Commissioner Craig Thompson and four university leaders from the MWC announced details on a conference call and the entire 21‚Ñ2-page proposal was posted on the league’s Web site.
“I will put this as bluntly as a I can,” said Tom Buchanan, University of Wyoming president and chairman of the MWC board of directors. “We all believe that change is needed. The current system is not fair and somebody needs to stand up and say that and ask for dialogue amongst all the parties involved.
“Our goal is to find a system that is best for college football.”
The next BCS meeting is scheduled for April in Pasadena, Calif.
“I would strongly suggest this will be a conversation topic,” Thompson said.
Thompson would not speculate how the proposal will be received, but the chances of it being met with anything other than a resounding ’No thank you’ from the commissioners of the six automatic qualifying conferences seems remote — at best.
“We have received the Mountain West proposal,” BCS coordinator and ACC commissioner John Swofford said in a statement. “Some of these ideas or similar ones have been addressed before in BCS meetings.

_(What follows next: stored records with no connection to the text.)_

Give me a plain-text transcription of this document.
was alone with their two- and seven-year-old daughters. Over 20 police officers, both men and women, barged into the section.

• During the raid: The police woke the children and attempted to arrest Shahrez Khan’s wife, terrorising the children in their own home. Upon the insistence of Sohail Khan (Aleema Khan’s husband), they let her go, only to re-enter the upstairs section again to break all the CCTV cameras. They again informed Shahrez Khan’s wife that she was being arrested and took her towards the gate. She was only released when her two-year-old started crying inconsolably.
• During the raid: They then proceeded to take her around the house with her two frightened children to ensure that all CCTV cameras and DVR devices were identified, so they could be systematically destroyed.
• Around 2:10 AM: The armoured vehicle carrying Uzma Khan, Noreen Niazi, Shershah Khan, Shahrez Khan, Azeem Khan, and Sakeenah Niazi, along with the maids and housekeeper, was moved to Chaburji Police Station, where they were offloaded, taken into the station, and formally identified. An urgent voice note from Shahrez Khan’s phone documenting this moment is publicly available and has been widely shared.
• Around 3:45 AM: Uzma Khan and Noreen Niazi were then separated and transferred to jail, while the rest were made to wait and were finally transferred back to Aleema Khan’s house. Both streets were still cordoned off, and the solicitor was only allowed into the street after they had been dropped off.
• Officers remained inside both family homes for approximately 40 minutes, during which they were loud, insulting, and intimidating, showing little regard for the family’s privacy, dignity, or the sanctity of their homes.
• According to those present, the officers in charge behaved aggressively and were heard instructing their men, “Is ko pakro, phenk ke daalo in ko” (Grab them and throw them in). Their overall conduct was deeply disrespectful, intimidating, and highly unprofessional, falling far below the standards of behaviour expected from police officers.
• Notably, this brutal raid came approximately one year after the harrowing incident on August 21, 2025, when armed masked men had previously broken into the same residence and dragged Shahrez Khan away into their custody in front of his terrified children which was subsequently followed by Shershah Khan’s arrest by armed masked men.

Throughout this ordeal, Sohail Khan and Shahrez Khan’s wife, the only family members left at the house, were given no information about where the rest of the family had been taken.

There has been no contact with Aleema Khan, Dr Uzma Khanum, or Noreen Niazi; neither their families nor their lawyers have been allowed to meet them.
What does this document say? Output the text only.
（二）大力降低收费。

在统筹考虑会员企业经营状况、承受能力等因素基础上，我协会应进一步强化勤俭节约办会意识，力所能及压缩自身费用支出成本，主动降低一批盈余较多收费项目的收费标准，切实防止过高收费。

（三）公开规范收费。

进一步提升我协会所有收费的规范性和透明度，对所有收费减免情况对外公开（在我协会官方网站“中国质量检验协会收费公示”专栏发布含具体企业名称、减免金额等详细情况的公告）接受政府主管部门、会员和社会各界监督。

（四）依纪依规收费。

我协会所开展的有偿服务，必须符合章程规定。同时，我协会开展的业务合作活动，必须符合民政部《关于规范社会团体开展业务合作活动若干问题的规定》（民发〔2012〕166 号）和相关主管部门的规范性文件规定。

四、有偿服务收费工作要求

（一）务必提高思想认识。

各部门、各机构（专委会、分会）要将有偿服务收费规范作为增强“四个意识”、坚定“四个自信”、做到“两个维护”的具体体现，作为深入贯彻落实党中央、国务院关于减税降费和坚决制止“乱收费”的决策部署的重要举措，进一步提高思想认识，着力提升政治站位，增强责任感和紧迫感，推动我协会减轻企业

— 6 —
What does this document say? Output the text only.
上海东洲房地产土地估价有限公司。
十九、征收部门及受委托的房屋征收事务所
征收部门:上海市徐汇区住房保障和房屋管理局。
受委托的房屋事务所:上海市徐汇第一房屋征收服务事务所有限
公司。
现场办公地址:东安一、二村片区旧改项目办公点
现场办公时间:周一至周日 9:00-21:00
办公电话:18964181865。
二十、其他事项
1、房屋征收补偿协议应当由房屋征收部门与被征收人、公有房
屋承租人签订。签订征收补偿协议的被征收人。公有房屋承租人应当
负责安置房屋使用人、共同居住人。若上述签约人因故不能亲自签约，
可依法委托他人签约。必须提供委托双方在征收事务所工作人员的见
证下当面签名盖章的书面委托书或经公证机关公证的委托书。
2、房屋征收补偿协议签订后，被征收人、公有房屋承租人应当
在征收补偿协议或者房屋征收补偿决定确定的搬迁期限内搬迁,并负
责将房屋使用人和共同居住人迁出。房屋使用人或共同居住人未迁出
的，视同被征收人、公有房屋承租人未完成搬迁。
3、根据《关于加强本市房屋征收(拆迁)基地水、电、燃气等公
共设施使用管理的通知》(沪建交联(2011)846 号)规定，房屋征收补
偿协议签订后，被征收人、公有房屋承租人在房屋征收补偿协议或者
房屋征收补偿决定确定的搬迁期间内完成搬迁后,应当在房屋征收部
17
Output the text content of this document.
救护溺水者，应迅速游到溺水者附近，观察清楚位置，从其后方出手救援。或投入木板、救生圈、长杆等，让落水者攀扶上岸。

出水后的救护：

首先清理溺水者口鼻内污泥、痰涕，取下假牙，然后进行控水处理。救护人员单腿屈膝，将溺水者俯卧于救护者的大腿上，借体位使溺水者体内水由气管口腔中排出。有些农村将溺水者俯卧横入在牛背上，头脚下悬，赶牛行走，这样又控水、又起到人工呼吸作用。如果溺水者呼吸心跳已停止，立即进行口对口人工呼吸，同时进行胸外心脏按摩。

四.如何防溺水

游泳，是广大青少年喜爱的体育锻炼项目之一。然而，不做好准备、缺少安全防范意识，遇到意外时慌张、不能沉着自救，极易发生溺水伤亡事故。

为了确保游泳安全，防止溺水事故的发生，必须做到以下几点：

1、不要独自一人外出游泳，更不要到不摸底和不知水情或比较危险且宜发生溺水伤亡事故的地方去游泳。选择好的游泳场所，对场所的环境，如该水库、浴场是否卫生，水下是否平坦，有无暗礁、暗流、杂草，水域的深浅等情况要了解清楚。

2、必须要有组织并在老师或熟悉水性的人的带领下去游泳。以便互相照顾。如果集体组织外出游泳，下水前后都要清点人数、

We will make sure that the proposal has a full airing by the commissioners and presidents, and we will respond to the Mountain West at the conclusion of those discussions.”
The Bowl Championship Series last summer shot down a proposal brought by Southeastern Conference commissioner Mike Slive that would have created a four-team playoff.
One of the reasons commissioners from the Big East, Big 12, Pac-10 and Big Ten gave for being against the so-called plus-one model Slive presented was a fear that any playoff system would inevitably expand.
Even in the SEC and Atlantic Coast Conference, which also supported a plus-one, there are no signs university presidents want an NFL-style playoff system.
Meanwhile, fans and many members of the media grow more vocal in support of a playoff each time the current BCS format, which only gives two teams a chance to win a national title in the postseason, fails to produce totally satisfying results.
Now, the Mountain West is vowing to be an advocate for those frustrated by the BCS.
“This is not a gesture on our part,” San Diego State University president Stephen Weber said. “There is a fundamental unfairness here that I think the whole country is aware of and somebody’s got to stand up and confront that unfairness.”
The conferences with automatic access to the five BCS games are the Big East, Big Ten, Big 12, SEC, ACC and Pac-10.